All three farms consist of green roof systems laid down before the soil. For the first farm off of Northern Blvd, the construction took six days of craning 3000 lbs of soil sacks, seven building stories up to the roof. Brooklyn Grange laid down a series of drainage plates distributed by Conservation Technologies. The system is as follows: a layer of root-barrier, which prevents the plants’ roots from penetrating the surface of the roof; a thick layer of felt; drainage mats with small cups to hold excess water from heavy rainstorms (the soil and plants wick this stored water up in dry conditions to keep water use down), and finally, a thin layer of felt to prevent the drainage mats from filling up with soil.

At the Brooklyn Navy Yard location the farm has a green roof system which consists of a lightweight drainage aggregate, with a layer of similar felt above to filter the solid particles and keep the system together.

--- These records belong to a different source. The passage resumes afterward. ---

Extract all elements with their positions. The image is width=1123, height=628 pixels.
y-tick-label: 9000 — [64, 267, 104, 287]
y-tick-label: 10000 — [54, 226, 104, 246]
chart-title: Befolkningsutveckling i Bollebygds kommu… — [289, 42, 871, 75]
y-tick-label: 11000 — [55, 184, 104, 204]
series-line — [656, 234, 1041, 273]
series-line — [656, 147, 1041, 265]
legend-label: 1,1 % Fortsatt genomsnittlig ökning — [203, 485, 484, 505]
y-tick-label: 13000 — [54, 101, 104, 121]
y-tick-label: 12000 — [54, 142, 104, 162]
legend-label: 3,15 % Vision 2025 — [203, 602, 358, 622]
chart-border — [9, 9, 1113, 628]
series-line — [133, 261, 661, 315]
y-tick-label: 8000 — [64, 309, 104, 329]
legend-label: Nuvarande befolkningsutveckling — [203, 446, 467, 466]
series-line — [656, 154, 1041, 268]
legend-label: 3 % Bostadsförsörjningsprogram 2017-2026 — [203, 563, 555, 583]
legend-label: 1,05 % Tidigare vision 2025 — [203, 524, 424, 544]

The soil is sourced from Skyland, Pennsylvania, a green roof media supplier. Almost a million pounds of the blend made up of Rooflite, an engineered soil mix that contains no actual soil, has been used. The stones from the Rooflite material make the soil lighter in weight and also slowly break down to add trace minerals needed for plant nutrition. The beds are about 8 ft to 12 ft deep and include shallow walkways.

== Brooklyn Farmer ==
Brooklyn Grange's expansion is documented in the 2013 film Brooklyn Farmer, which premiered at Doc NYC in November 2013. The documentary follows the Brooklyn Grange team as they expanded their farm to the second rooftop location at the Brooklyn Navy Yard. It also explored the unique challenges inherent in operating a large, urban rooftop farm. The film focused on Head Farmer Ben Flanner to explore the day-to-day operations of the farm and COO Gwen Schantz to look at the organization as a business. The film was directed by Michael Tyburski and produced by Burke Cherrie and Ben Nabors in association with Group Theory.